Sprint 2: Stakeholders & human-in-the-loop
Your initiative: _______________________ Group: __________
A working AI system isn’t a tool. It’s a division of labour between human judgement and machine output. This sprint you design that division, and the stakeholder plan around it. Interview Emma (Managing Director), Tom (Customer Service) and David (CFO).
1. Stakeholder plan
| Stakeholder | What they need / fear | How you’ll manage them | Power × Interest |
|---|---|---|---|
| Emma (Managing Director / sponsor) | High / High | ||
| David (CFO) | |||
| Tom (CS / frontline) | |||
| add others you met |
2. Human-in-the-loop checkpoints
For every point where AI output could be wrong and it matters, design a checkpoint.
| Checkpoint (where a human checks AI output) | Who has the expertise to actually evaluate it? | Does this checkpoint build that expertise, or just consume it? |
|---|---|---|
The evaluator’s advantage: experienced people spot the confident-but-wrong answer because they know what right looks like. Judgement is unevenly distributed, so staff your checkpoints with the right humans, not just any human.
The apprenticeship trap: if you automate all the grunt work, you stop producing the next generation of evaluators.

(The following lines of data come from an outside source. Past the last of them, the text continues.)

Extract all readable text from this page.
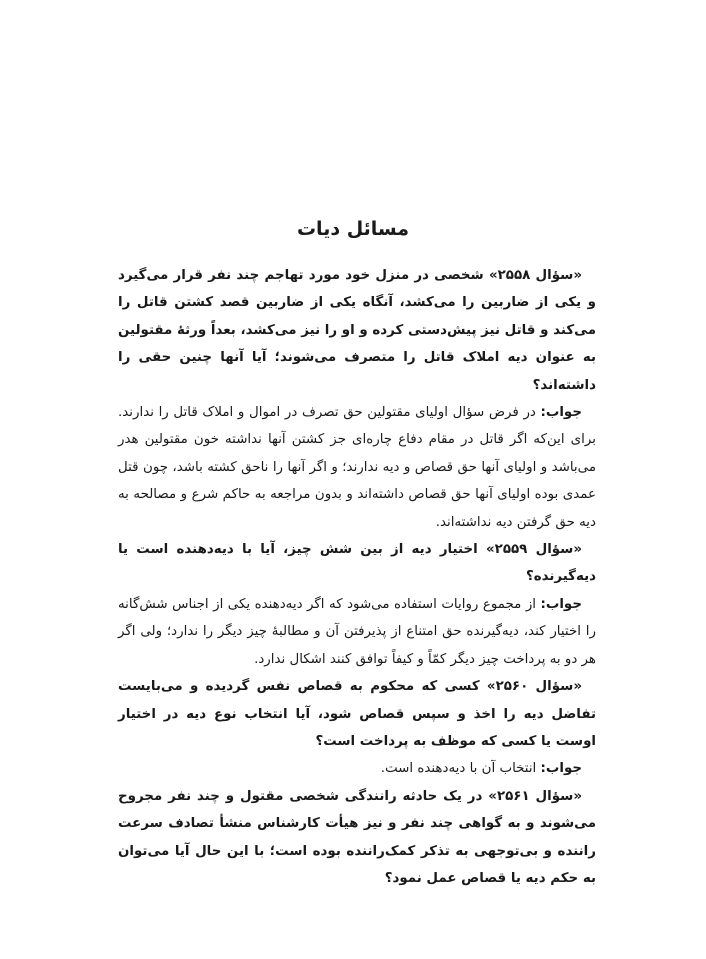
مسائل دیات

«سؤال ۲۵۵۸» شخصی در منزل خود مورد تهاجم چند نفر قرار می‌گیرد و یکی از ضاربین را می‌کشد، آنگاه یکی از ضاربین قصد کشتن قاتل را می‌کند و قاتل نیز پیش‌دستی کرده و او را نیز می‌کشد، بعداً ورثهٔ مقتولین به عنوان دیه املاک قاتل را متصرف می‌شوند؛ آیا آنها چنین حقی را داشته‌اند؟

جواب: در فرض سؤال اولیای مقتولین حق تصرف در اموال و املاک قاتل را ندارند. برای این‌که اگر قاتل در مقام دفاع چاره‌ای جز کشتن آنها نداشته خون مقتولین هدر می‌باشد و اولیای آنها حق قصاص و دیه ندارند؛ و اگر آنها را ناحق کشته باشد، چون قتل عمدی بوده اولیای آنها حق قصاص داشته‌اند و بدون مراجعه به حاکم شرع و مصالحه به دیه حق گرفتن دیه نداشته‌اند.

«سؤال ۲۵۵۹» اختیار دیه از بین شش چیز، آیا با دیه‌دهنده است یا دیه‌گیرنده؟

جواب: از مجموع روایات استفاده می‌شود که اگر دیه‌دهنده یکی از اجناس شش‌گانه را اختیار کند، دیه‌گیرنده حق امتناع از پذیرفتن آن و مطالبهٔ چیز دیگر را ندارد؛ ولی اگر هر دو به پرداخت چیز دیگر کمّاً و کیفاً توافق کنند اشکال ندارد.

«سؤال ۲۵۶۰» کسی که محکوم به قصاص نفس گردیده و می‌بایست تفاضل دیه را اخذ و سپس قصاص شود، آیا انتخاب نوع دیه در اختیار اوست یا کسی که موظف به پرداخت است؟

جواب: انتخاب آن با دیه‌دهنده است.

«سؤال ۲۵۶۱» در یک حادثه رانندگی شخصی مقتول و چند نفر مجروح می‌شوند و به گواهی چند نفر و نیز هیأت کارشناس منشأ تصادف سرعت راننده و بی‌توجهی به تذکر کمک‌راننده بوده است؛ با این حال آیا می‌توان به حکم دیه یا قصاص عمل نمود؟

Mark at least one checkpoint that you keep human deliberately, to build capability, not only for quality.
3. The one you’ll defend
Which single human-in-the-loop decision are you most confident is non-negotiable, and why? ______________________________________________
Leave Sprint 2 with: a stakeholder plan and a human-in-the-loop checkpoint design where each checkpoint names its evaluator and is marked builds-vs-consumes.